Je suis là, dans une baignoire plaquée d'Ivoire, seul, dans une salle spacieuse décorée de moulures et dorures dont bons nombres m'envient.
Occupants ce somptueux château tel un triste fantôme, une âme égarée...
Je n'arrive même pas à la cheville de l'image dont je m'efforce de renvoyer.
Mon image, l'image de ma vie, de ma fortune... derrière les belles voitures et les vêtements de marque chacuns de mes sourires sont les esclaves de ma notoriété.
Ils s'imaginent que, tant qu'il y a de l'argent tout va bien, que nos paires de Gucci Rhyton et Nike Air Mag suffisent à combler le vide qui règne dans ces demeures autant que dans nos têtes...

Pourtant les seules choses qui y persistent ne sont que des pensées sombre, s'ennuyants et dansants avec les ombres.

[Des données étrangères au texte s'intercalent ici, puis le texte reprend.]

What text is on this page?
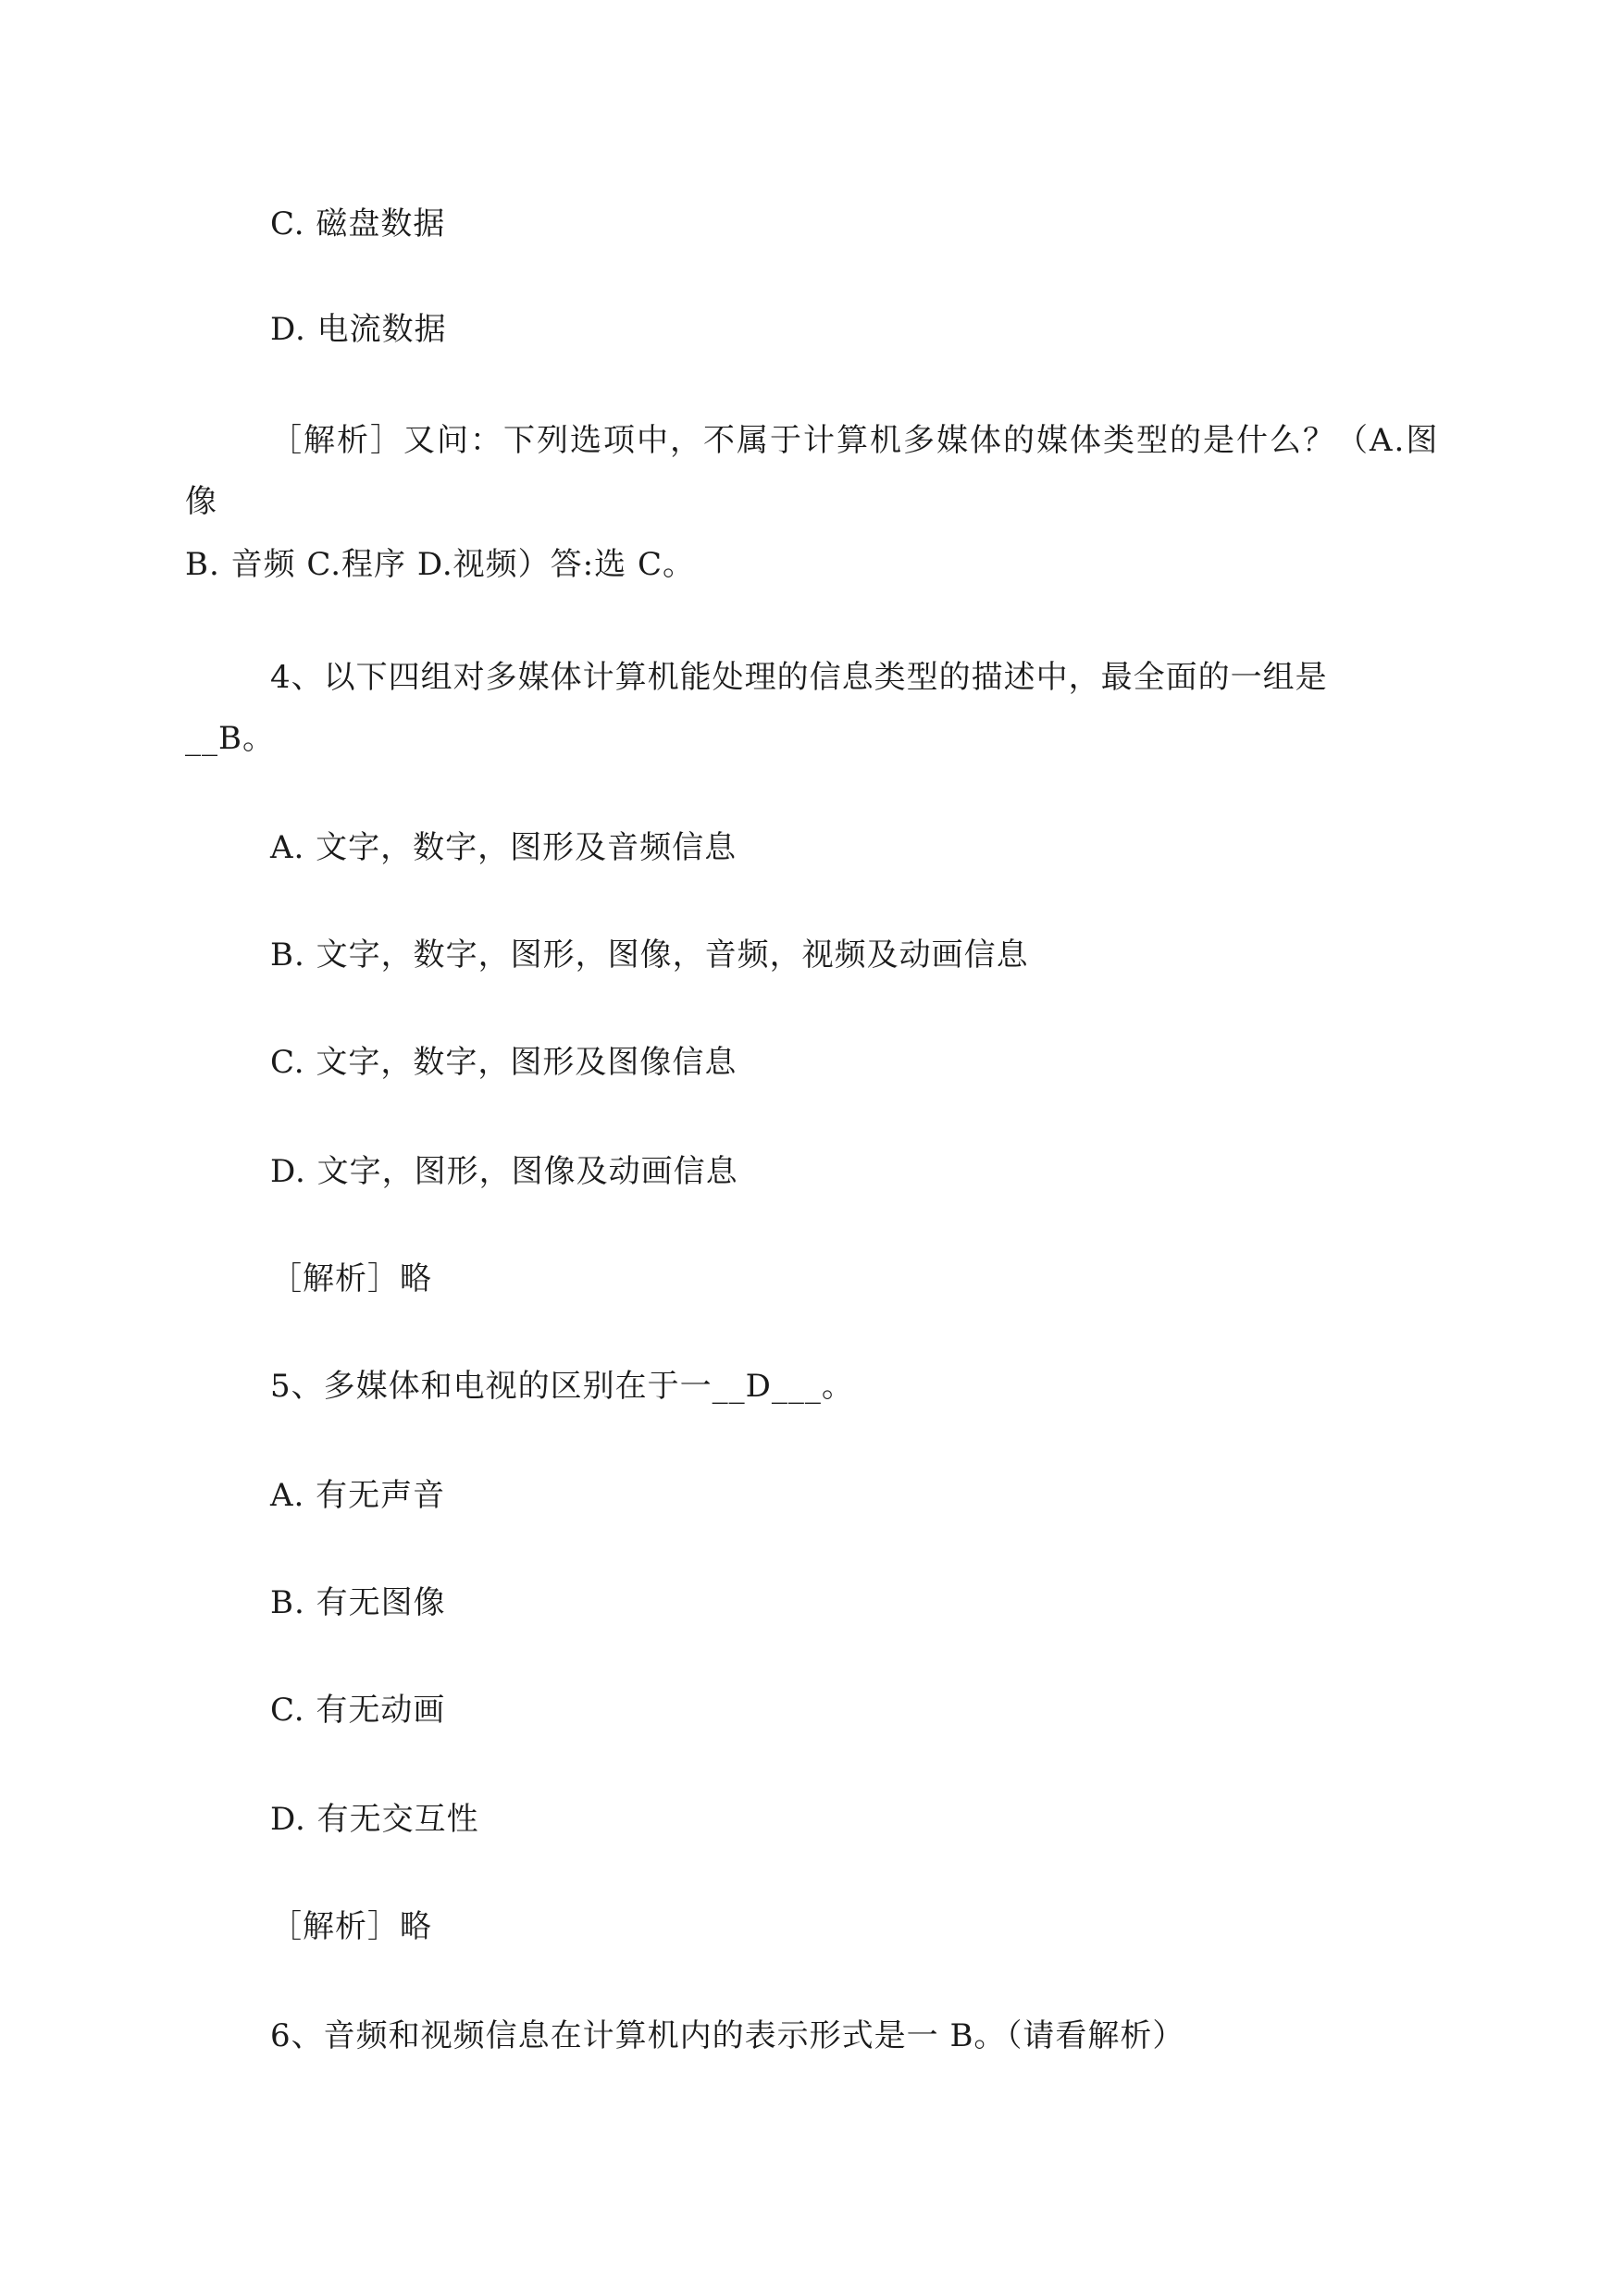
C. 磁盘数据
D. 电流数据
［解析］又问：下列选项中，不属于计算机多媒体的媒体类型的是什么？（A.图
像
B. 音频 C.程序 D.视频）答:选 C。
4、以下四组对多媒体计算机能处理的信息类型的描述中，最全面的一组是
__B。
A. 文字，数字，图形及音频信息
B. 文字，数字，图形，图像，音频，视频及动画信息
C. 文字，数字，图形及图像信息
D. 文字，图形，图像及动画信息
［解析］略
5、多媒体和电视的区别在于一__D___。
A. 有无声音
B. 有无图像
C. 有无动画
D. 有无交互性
［解析］略
6、音频和视频信息在计算机内的表示形式是一 B。（请看解析）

Un peu comme ces volutes de vapeurs qui s'échappent doucement de la baignoir, venant créer un léger brouillard embaumant les alentours, voltigeant entre les flacons de parfums, créant une atmosphère enivrante.

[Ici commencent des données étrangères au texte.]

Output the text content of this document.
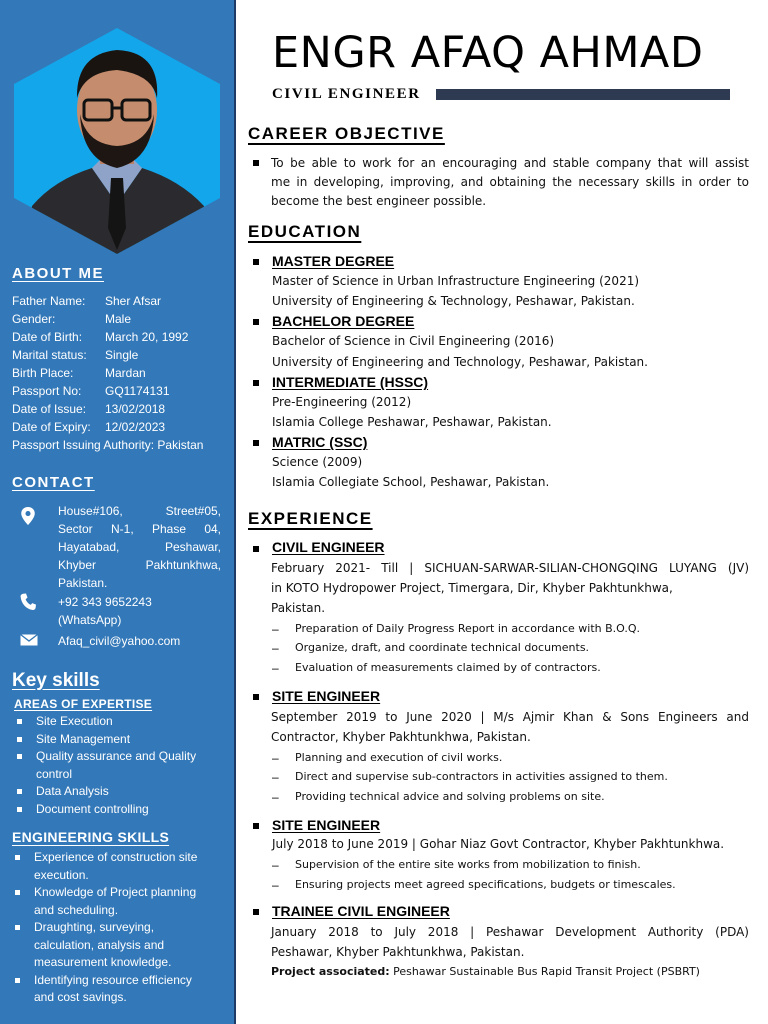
ABOUT ME
Father Name: Sher Afsar
Gender:	Male
Date of Birth: March 20, 1992
Marital status: Single
Birth Place:	Mardan
Passport No: GQ1174131
Date of Issue: 13/02/2018
Date of Expiry: 12/02/2023
Passport Issuing Authority: Pakistan
CONTACT
House#106, Street#05,
Sector N-1, Phase 04,
Hayatabad, Peshawar,
Khyber Pakhtunkhwa,
Pakistan.
+92 343 9652243
(WhatsApp)
Afaq_civil@yahoo.com
Key skills
AREAS OF EXPERTISE
Site Execution
Site Management
Quality assurance and Quality control
Data Analysis
Document controlling
ENGINEERING SKILLS
Experience of construction site execution.
Knowledge of Project planning and scheduling.
Draughting, surveying, calculation, analysis and measurement knowledge.
Identifying resource efficiency and cost savings.
ENGR AFAQ AHMAD
CIVIL ENGINEER
CAREER OBJECTIVE
To be able to work for an encouraging and stable company that will assist
me in developing, improving, and obtaining the necessary skills in order to
become the best engineer possible.
EDUCATION
MASTER DEGREE
Master of Science in Urban Infrastructure Engineering (2021)
University of Engineering & Technology, Peshawar, Pakistan.
BACHELOR DEGREE
Bachelor of Science in Civil Engineering (2016)
University of Engineering and Technology, Peshawar, Pakistan.
INTERMEDIATE (HSSC)
Pre-Engineering (2012)
Islamia College Peshawar, Peshawar, Pakistan.
MATRIC (SSC)
Science (2009)
Islamia Collegiate School, Peshawar, Pakistan.
EXPERIENCE
CIVIL ENGINEER
February 2021- Till | SICHUAN-SARWAR-SILIAN-CHONGQING LUYANG (JV)
in KOTO Hydropower Project, Timergara, Dir, Khyber Pakhtunkhwa,
Pakistan.
– Preparation of Daily Progress Report in accordance with B.O.Q.
– Organize, draft, and coordinate technical documents.
– Evaluation of measurements claimed by of contractors.
SITE ENGINEER
September 2019 to June 2020 | M/s Ajmir Khan & Sons Engineers and
Contractor, Khyber Pakhtunkhwa, Pakistan.
– Planning and execution of civil works.
– Direct and supervise sub-contractors in activities assigned to them.
– Providing technical advice and solving problems on site.
SITE ENGINEER
July 2018 to June 2019 | Gohar Niaz Govt Contractor, Khyber Pakhtunkhwa.
– Supervision of the entire site works from mobilization to finish.
– Ensuring projects meet agreed specifications, budgets or timescales.
TRAINEE CIVIL ENGINEER
January 2018 to July 2018 | Peshawar Development Authority (PDA)
Peshawar, Khyber Pakhtunkhwa, Pakistan.
Project associated: Peshawar Sustainable Bus Rapid Transit Project (PSBRT)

Je m'ennuie tellement, je sais que je ne devrais pas me plaindre, que certains tueraient pour être à ma place.
Mais contrairement aux préjugés, l'argent ne déshumanise pas.
À l'inverse il force ses propriétaires à se retrouver en face à face avec leurs sentiments, leurs peurs, appréhensions. On est tellement occupés à ne pas sombrer dans une folie avaresse que l'on oublie toutes autres distractions. Alors pour compenser ce manque d'animation l'on claque son argent dans des vêtements, des accessoires, voitures, puis yoat ou jet privé...
Au final l'on en oublie la valeur de l'argent, on se renferme sur soit même et, étant conscient de cette soif avide,
il devient inconcevable de faire confiance à une autre personnes que soit.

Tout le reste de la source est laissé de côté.